Pennsylvania is known for its beautiful summers that bring along hot temperatures and humid conditions. It’s perfect for days where you are swimming at the pool, relaxing with your family or staying indoors. It’s not perfect for employees who work outdoors or in stuffy warehouses.
Heat affects employees physically and mentally as they have to actively keep themselves cool and preserve through their workday. And it’s not just workers who are based outdoors. Many production employees suffer from heat illnesses, such as heat stroke or heat stress.
It’s critical to know how to prevent heat illnesses while you’re on the job, and there are a few simple ways to do that every day this summer.
The first, and most important, tip is to stay cool. Most employees don’t even recognize when they are starting to get overheated in the workplace, so staying cool is essential for preventing heat rash, dehydration, heat exhaustion and heatstroke.

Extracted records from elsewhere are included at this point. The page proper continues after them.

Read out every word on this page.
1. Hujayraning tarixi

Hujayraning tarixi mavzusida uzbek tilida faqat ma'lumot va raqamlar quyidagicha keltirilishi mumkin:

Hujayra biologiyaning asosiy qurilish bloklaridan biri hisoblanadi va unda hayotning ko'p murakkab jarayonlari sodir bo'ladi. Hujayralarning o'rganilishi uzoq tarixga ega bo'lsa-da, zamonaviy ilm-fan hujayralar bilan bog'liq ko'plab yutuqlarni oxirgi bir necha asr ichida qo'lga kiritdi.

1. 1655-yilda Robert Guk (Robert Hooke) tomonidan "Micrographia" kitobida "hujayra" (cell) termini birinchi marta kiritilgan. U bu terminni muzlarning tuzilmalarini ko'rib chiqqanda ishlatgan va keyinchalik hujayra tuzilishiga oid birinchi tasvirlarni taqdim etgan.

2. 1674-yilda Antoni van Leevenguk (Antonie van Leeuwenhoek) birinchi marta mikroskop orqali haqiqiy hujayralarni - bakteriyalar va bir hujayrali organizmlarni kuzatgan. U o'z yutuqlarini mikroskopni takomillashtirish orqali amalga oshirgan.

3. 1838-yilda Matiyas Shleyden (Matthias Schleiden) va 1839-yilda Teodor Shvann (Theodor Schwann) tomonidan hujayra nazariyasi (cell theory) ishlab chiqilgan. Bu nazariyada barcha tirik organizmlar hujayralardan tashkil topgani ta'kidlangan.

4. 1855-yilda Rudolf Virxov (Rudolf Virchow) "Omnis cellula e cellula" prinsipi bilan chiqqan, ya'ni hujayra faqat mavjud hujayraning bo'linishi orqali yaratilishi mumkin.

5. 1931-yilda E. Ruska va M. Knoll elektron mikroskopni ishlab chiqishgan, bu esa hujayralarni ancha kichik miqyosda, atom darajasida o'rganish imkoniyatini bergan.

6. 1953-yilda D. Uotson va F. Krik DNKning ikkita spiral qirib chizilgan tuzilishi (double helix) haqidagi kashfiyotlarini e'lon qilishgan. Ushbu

Some easy ways to keep cool is to:
- Take frequent breaks in cool or shaded areas
- Drink plenty of fluids, including water or liquids with electrolytes
- Use a cold compress to cool down after extreme heat exhaustion
Monitor your workload
While most warehouse employees need to stay on a strict schedule, it’s critical to not overwork yourself. It may end with you fainting or suffering from a heat-related illness, so your best strategy is to monitor your workload. Do not push yourself to lift or exert too much effort under extreme heat conditions. Your workplace should also allow you to take more frequent breaks for rest and water during heat waves or extreme conditions.
This tip relies mostly on supervisors and company leaders to educate workers about how to address extreme heat on the warehouse floor. They should include how to spot heat-related illnesses and treat them until medical professionals arrive.
Also, there needs to be further communication about how to enact an emergency plan in the case of a heat-related issue.
Employees should ask their employers about the policies already set up for workers’ injuries and how they plan to address heat-related illnesses as they arise in the summer months.